Moonrise Seaweed has already developed several seaweed products using wild-foraged golden kelp. These include Fleur de Sel pinch salt and Sea Shells artisanal pasta. However, the aim is to produce these commercially using farmed seaweed. This will take the pressure off wild stocks, leaving storm-cast seaweed to break down and nourish coastal ecosystems. It also leaves plenty of kelp behind for people to collect for their own personal use.
Foraging coastal greens
Renowned foraging expert Diego Bonetto is well-versed in the abundance of edible species that grow naturally in and around our oceans. But he stresses that before you help yourself to any seaweed or other greens you find, you need to know what’s permitted in your own state or territory. There are also ethical considerations to keep in mind.
“You’re allowed to harvest beach-cast kelp for personal use in most states of Australia, but regulations change from state to state,” he says. (You can find more information here.)
“Also, never forage anything in national parks or marine reserves. That’s a big no-no. You should never forage in areas that are under the care of bush regeneration organisations. They are sites of regeneration. It’s not your place to go and disturb the ecology.”
Engage with abundance
That said, Bonetto points out that our coastal ecologies are some of the cleanest places that urban foragers can engage with.
“When you reach the coast, behind you is human settlement; in front of you is wilderness,” he says. “The tide washes the coastline twice a day. It also gets smashed by big storms on a regular basis. Effectively, it gets washed out constantly.”
So what about the ethics of foraging coastal greens? In his coastal foraging workshops, Bonetto teaches that you should only ever engage with abundance.
“The species that I teach, they grow like weeds,” he says. “Things like Marsh Pennywort, which is very common on beaches from Brisbane all the way to Perth. Rock samphire and beach mustard are also quite common. These coastal ecology species are very easy to find, easy to identify and are quite striking in terms of flavour.”
What’s equally striking is the nutritional benefits of these coastal greens. They’re rich in antioxidants, iodine and omega-3s. Beach mustard offers B vitamins, calcium and fibre. Rock samphire is also high in calcium and fibre, as well as potassium and magnesium. It’s also a rich source of vitamin C, and was once used by sailors to prevent scurvy.
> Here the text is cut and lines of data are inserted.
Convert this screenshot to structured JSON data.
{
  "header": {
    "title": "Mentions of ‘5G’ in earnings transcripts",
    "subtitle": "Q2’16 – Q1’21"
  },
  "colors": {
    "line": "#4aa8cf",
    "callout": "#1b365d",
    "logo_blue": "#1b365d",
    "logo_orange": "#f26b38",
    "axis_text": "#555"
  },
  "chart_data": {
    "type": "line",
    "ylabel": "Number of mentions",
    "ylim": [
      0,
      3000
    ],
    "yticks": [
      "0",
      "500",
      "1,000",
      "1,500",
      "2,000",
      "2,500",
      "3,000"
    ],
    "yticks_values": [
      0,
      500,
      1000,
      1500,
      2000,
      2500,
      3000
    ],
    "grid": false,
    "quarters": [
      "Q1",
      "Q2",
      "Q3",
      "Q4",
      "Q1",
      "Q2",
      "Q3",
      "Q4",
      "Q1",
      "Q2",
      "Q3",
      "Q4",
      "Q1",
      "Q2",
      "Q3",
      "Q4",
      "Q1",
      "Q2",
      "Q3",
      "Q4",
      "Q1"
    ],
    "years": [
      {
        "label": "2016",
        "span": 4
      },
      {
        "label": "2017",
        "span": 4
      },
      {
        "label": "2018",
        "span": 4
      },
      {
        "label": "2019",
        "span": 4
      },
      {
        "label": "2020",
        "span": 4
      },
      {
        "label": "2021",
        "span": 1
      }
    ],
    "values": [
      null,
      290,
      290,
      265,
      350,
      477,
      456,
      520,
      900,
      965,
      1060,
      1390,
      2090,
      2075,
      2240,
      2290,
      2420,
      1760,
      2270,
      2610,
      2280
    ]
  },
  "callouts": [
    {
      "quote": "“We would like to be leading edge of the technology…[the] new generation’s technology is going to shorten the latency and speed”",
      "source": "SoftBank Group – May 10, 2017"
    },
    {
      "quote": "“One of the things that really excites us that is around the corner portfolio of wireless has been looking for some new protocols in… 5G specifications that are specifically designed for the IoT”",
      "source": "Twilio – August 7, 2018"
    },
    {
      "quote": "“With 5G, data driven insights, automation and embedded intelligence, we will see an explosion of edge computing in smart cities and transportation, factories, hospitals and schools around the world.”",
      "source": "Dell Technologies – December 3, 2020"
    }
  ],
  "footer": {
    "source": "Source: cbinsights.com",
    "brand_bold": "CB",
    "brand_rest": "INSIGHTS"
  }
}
If you want to try experimenting with coastal greens in your own cooking but don’t feel confident about foraging, you can now also find them at some retailers. Pocket Herbs in northern NSW sells beach mustard, samphire, seablite and sea purslane. In Victoria, Marine Greens at Snowy River Station also has a large range, including sea parsley, seaberry saltbush, sea lettuce and the fine-as-hair seaweed, Neptune’s Beard.
In Katanning, Western Australia, Moojepin Foods grows saline greens in salt-affected land that’s otherwise unsuitable for traditional farming. It’s hoped that by utilising this land for the production of plants that grow naturally in salty soil, it can help it to repair and regenerate. There are also plans to train other farmers with degraded soils to grow these plants, potentially creating a whole new industry for the region. In 2018, the business won a delicious. produce award gold medal for its red karkalla, also known as baby pigface.
While marine and coastal greens might still be seen as something relatively new and unique in Australia, the possibilities for agriculture, aquaculture and our environment are huge. And the benefits to consumers are equally exciting, both for our taste buds and for our health.